Since the attack, law enforcement officers were working to find the bear. However, according to the Missoulian, officials have called off a search for the bear, saying they believe Treat accidentally collided with the animal, and that the grizzly reacted defensively:
Montana Fish, Wildlife & Parks spokesman Ron Aasheim said it was a tragic accident. Investigators are still trying to determine if it was a black bear or a grizzly, and whether it might have been a female bear trying to protect her cubs. Investigators have removed cameras that were being used to find the bear, along with traps that were placed in the area.
“This is an area of pretty high density of bears, and the bear didn’t return,” Aasheim said. “It was just a horrible accident. The bear was in a defensive mode responding.”
Authorities are still awaiting DNA tests that will show if the bear was male or female, and whether records show it might have been responsible for previous attacks.
National Forest spokeswoman Janette Turk said the attack occurred in a heavily forested area, and the area has been closed off.
The Missoulian also reports that a memorial service has been scheduled for Thursday morning at Legends Field in Kalispell. His family has agreed to set up a scholarship fund through the Flathead High School Athletic Division in his memory. Treat ran track throughout high school, and was one of the state’s best long-distance runners.

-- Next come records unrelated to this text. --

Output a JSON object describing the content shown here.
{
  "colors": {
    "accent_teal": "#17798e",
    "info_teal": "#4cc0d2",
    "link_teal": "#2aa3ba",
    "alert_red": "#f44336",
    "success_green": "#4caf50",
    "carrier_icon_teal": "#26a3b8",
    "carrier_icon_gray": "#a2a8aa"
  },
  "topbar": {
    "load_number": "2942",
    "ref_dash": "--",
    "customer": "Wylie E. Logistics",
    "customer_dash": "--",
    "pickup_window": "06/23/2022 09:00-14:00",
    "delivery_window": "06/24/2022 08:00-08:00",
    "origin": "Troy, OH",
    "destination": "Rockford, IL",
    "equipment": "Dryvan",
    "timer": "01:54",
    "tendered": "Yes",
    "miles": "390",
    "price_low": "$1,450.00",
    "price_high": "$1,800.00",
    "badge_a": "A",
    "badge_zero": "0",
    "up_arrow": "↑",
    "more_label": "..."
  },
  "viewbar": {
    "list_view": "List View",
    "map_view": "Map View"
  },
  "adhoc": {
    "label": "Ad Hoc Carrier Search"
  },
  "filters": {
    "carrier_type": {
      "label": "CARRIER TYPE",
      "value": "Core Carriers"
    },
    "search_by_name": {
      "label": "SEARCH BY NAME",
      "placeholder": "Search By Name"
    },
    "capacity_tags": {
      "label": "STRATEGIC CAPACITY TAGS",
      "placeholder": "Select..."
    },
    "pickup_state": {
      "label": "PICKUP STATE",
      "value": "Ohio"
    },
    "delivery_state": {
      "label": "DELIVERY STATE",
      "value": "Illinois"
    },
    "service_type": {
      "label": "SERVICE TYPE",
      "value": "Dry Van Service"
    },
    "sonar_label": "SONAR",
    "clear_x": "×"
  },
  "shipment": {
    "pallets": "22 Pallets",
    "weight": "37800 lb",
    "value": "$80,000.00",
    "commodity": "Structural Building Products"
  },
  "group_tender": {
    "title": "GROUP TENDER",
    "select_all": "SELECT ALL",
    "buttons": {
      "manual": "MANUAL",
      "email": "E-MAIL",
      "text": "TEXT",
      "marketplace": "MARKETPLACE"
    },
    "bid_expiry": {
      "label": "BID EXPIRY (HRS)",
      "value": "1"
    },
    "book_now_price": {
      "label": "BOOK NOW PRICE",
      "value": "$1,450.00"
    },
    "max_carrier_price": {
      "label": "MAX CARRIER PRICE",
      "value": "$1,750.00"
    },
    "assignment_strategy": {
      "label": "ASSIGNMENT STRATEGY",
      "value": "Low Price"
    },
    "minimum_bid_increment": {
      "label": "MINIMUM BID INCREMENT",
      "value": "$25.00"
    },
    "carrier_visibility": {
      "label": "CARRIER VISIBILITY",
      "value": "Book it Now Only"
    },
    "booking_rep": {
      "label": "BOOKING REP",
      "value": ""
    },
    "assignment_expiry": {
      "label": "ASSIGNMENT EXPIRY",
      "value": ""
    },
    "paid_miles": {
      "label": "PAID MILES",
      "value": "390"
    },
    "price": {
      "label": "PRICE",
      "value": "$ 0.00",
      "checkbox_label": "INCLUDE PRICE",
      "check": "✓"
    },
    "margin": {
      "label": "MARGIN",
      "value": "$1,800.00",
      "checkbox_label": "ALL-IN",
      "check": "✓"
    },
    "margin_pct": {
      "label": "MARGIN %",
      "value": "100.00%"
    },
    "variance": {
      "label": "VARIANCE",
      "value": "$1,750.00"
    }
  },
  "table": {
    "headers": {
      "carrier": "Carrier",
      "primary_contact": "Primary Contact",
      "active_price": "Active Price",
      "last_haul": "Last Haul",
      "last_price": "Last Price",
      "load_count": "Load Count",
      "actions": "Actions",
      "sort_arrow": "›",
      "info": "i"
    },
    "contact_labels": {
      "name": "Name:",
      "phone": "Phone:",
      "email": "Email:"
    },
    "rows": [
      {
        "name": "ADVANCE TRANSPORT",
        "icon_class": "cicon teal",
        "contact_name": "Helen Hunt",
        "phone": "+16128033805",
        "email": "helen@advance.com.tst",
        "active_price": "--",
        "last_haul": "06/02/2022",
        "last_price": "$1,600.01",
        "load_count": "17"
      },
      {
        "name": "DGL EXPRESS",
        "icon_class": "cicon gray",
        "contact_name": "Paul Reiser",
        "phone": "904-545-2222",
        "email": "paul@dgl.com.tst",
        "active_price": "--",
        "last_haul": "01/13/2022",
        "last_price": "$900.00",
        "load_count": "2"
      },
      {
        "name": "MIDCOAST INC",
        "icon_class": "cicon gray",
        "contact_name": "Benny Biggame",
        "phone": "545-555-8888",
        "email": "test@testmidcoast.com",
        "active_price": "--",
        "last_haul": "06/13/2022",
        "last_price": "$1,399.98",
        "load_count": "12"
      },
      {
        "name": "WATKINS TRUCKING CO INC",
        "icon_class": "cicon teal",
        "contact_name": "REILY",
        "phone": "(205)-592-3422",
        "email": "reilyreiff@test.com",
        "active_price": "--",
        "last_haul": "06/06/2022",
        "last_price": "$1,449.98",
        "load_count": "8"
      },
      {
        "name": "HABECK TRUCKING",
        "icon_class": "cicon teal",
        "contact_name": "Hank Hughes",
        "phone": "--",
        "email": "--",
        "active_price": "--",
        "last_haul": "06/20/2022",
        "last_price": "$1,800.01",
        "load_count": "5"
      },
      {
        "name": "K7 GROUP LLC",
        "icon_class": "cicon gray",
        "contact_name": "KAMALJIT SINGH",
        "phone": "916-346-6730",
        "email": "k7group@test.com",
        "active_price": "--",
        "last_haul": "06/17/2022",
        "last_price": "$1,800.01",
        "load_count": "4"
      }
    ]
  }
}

Finally, over in Utah, Simon Ramo, a renowned scientist and “chief architect of the Unites States’ intercontinental ballistic system,” has passed away at the age of 103, according to the Salt Lake Tribune. Born in Salt Lake City, Ramo kept close to his home state, establishing a scholarship fund through the University of Utah’s College of Engineering in 1998 for qualifying juniors and seniors. From the Tribune:
The New York Times and Los Angeles Times published extensive obituaries about Ramo, who was the “R” in the aerospace giant TRW and helped make California a center of high-tech weapons research.

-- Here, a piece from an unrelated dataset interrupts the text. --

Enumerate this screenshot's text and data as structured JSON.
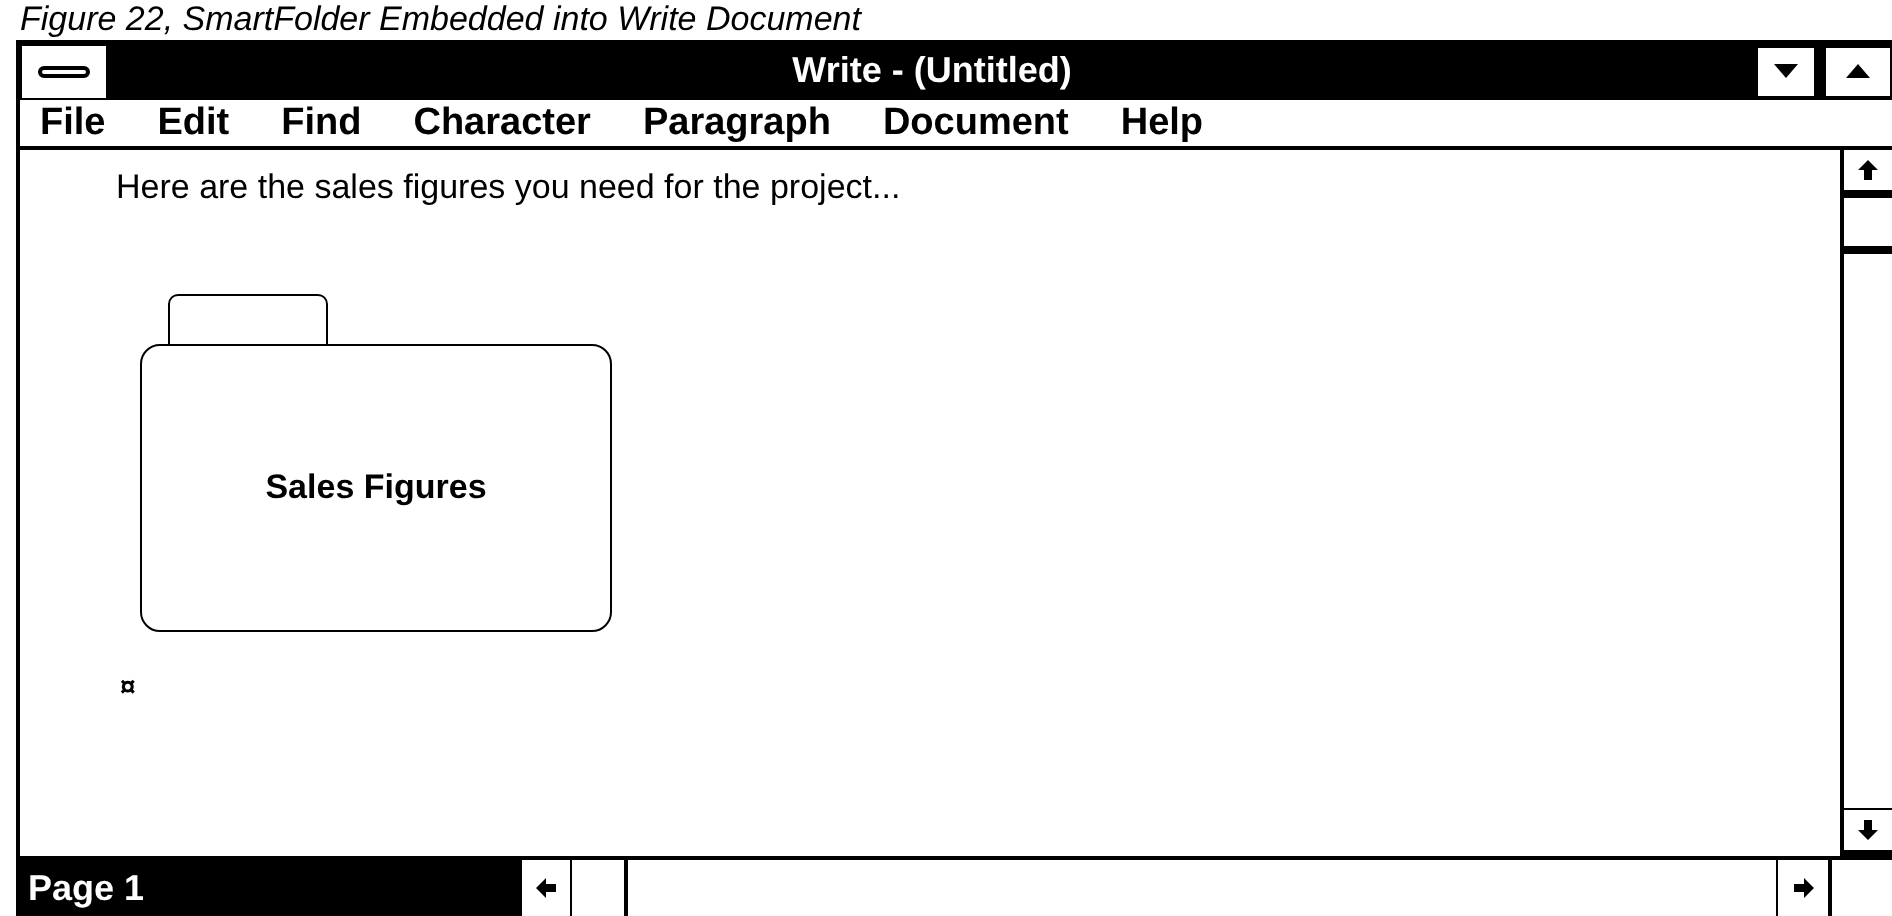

In the New York Times piece, he was called “an engineer and entrepreneur who helped develop the rocket technology that changed the nature of the Cold War’s nuclear face-off and powered the first Americans into space.”
The Los Angeles Times story noted that Ramo was born to Lithuanian immigrant parents on May 7, 1913, in Salt Lake City, where his father operated a clothing store.